Georgia intrudes into Alabama with a wedge of igneous and metamorphic rock that always delivers surprises. When I was ten, we moved from Lagrange to Valley, Alabama. During my high school years, we lived on a street that dead ended at a power line easement where I spent a lot of my free time. It was forested and sculpted by several small creeks. I once scooped some sand from one of the creeks for examination. When I got it home, I found that it was full of grains that glowed bright orange under my black light. When I looked at it under a microscope, I found sharp, octahedral crystals of thorite. Thorite isn't common.

I'm not crazy about fossils, but most of Alabama is fossil country. I was surprised though to find big, textbook quality crystals of pyrite popping out of the clayey banks of the Alabama River in Selma, where I lived for twenty years.

Alabama isn't known for it's ragged landscape. It's not known for the network of canyons that stretch across it's northern border or the waterfalls the dot the landscape from Lookout Mountain in the northeastern corner of the state to the forested area thirty miles north of the Gulf of Mexico. I was glad that it was an "undiscovered" outdoor paradise.

Geology is accessible but that's not the only thing that recommends it as a hobby. It's inexpensive. You don't really need much equipment to pursue it. Here's a list:

Small rock pick: has a hammer at one end and a pick at the other.

Chisel (or set of chisels) and rubber mallet.

Safety goggles: for when you make rock chips fly.

Small dropper bottle of dilute hydrochloric acid (or vinegar).

Small magnet.

Mohs Hardness Scale: either the nine mineral samples or common materials such as an iron nail, glass microscope slide, emery paper square, and your finger nail.

Magnifying glass

Freezer bags and tissue paper for specimens.

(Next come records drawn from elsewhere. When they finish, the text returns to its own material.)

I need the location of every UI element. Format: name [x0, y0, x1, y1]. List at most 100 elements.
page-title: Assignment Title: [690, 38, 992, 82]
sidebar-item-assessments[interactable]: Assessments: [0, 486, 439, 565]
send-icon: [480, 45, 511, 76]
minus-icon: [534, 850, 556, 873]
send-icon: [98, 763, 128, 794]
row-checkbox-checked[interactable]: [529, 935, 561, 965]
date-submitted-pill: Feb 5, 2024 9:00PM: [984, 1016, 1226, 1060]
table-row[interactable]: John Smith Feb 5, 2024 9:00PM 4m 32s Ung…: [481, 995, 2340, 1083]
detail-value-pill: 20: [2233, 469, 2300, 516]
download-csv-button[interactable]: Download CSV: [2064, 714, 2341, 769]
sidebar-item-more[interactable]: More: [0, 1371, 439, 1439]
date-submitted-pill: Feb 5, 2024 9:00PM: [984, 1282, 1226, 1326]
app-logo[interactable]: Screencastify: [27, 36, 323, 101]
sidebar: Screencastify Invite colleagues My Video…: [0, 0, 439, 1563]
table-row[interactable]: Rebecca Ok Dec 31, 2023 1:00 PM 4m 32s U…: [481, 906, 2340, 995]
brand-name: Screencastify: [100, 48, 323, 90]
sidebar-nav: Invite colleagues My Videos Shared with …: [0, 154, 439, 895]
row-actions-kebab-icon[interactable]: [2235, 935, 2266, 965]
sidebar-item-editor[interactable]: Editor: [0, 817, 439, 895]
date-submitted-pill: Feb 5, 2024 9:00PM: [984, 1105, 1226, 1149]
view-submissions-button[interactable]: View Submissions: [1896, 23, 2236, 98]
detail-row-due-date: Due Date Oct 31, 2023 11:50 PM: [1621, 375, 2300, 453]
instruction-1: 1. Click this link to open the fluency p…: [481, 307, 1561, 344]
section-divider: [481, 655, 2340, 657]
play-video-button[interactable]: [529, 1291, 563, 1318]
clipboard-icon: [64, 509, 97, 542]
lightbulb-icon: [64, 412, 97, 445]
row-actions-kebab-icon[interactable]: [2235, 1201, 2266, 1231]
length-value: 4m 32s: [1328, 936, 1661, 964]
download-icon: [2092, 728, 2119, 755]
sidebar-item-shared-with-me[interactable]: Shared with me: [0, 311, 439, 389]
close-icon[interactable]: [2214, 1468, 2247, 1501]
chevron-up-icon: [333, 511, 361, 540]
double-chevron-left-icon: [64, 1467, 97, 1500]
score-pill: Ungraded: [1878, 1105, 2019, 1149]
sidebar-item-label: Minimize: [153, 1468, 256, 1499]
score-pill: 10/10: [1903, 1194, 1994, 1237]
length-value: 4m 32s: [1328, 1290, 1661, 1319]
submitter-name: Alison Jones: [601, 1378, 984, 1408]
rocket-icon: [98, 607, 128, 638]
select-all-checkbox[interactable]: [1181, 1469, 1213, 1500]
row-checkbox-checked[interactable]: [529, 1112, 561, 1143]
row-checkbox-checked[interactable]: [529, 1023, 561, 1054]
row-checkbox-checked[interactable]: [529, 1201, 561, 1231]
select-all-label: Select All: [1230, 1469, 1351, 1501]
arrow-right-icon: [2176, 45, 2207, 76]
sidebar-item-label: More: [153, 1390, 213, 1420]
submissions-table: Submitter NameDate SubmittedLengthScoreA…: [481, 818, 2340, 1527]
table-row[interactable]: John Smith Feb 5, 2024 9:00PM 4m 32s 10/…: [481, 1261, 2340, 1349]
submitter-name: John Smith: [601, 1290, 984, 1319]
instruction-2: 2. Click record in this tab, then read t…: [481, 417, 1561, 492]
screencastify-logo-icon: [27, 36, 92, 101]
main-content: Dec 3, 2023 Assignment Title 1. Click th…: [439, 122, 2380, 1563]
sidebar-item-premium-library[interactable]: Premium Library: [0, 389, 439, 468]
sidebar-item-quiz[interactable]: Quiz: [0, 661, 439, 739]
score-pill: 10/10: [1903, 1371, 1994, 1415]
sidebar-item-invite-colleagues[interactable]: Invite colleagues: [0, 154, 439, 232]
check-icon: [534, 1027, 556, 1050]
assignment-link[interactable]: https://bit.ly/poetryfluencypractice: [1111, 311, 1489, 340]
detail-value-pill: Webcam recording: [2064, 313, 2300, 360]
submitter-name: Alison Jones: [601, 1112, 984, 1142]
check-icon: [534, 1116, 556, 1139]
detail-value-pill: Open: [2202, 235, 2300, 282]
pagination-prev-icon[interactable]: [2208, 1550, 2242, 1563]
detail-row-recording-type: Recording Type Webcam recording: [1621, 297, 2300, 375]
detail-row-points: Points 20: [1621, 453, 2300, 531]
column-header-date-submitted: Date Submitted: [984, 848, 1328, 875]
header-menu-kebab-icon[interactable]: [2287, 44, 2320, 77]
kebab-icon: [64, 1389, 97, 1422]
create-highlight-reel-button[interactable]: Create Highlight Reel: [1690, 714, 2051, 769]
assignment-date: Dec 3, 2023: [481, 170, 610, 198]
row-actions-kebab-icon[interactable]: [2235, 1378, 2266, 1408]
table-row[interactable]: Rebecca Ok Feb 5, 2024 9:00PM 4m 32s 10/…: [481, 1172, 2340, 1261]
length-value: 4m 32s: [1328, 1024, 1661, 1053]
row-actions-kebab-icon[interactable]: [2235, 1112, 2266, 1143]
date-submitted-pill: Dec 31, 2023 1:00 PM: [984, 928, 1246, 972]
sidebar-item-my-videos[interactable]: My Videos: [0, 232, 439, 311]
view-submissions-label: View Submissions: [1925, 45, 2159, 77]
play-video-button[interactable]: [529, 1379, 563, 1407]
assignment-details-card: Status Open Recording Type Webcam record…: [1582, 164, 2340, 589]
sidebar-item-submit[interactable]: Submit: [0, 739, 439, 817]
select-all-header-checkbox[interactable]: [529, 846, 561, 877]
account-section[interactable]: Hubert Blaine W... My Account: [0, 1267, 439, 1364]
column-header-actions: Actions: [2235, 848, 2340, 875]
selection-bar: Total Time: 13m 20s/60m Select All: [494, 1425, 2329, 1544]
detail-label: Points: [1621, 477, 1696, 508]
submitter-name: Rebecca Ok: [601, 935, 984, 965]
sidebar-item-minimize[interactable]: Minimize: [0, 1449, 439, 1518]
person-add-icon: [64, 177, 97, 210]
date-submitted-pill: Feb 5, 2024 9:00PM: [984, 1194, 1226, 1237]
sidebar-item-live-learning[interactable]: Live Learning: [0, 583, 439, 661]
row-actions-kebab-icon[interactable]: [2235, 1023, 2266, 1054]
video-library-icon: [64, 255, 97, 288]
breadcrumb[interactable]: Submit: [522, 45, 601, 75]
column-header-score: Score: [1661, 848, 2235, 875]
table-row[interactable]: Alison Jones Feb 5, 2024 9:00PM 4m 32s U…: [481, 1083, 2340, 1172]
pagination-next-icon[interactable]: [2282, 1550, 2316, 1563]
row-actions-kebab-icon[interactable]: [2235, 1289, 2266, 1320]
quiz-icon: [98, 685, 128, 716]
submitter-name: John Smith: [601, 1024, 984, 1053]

Something to carry it all in.

There are some incredible phone apps for geologists. In addition to the regular science stuff like Google maps (or Google Earth), Vieyra's Physics Toolbox, Walter Stubb's MC50 Programmable Calculator, and the Arduino Science Journal, check out Workshop512's Dioptra and University of Wisconsin Microstrat's Rockd, an all in one utility for geologists. The last app provides a major necessity for geological exploration...maps, both geological and topological. You can also poke an area on a map and it will give you the geological lowdown on the area. Definitely check it out!.

If you want to try something special, that's usually not too expensive either. Ultraviolet prospecting is a cool nighttime activity. A combination long and short wave ultraviolet light is available at Home Science Tools for less than $50. An added benefit is that scorpions and rattlesnakes also glow under a blacklight.

Earth is our home and it is exquisitely carved. Anyone can find adventure in their back yard.

3 comments:

Lillian said...

Camping was our family hobby, but Papa did take us on a day trip to some remote place above Tuscaloosa AL where we found some interesting rock pipes. I was too young to understand exactly where it was or what they were, but I still have a couple pieces that we brought home. Here is a link to photos: https://www.flickr.com/photos/66364122@N04/shares/t0pp0z The rock is very heavy and grainy.

The geology in north Georgia, where I live now, seems to be a real mash-up of rock from different eras. An acquaintance studied the geology of nearby Kennesaw Mountain: http://www.scottranger.com/geology-of-kennesaw-mountain.html I need to study it more carefully and see what may apply to where I live.

Wolf VanZandt said...

O.O

Pretty.

Check out "goethite".

Wolf VanZandt said...

Mountain geology is usually like that. The front range of the Rockies looks sorta like a calico cat on a geological map. Mountain building involves a lot of volcanism and magma intrusions that create igneous rock while the rocks around them are folded, compressed, and soaked in hot mineral rich solutions, creating metamorphic rock. Then sediments are laid down on top to make sedimentary rocks. Then the sedimentary rocks are carved away to show the layers below.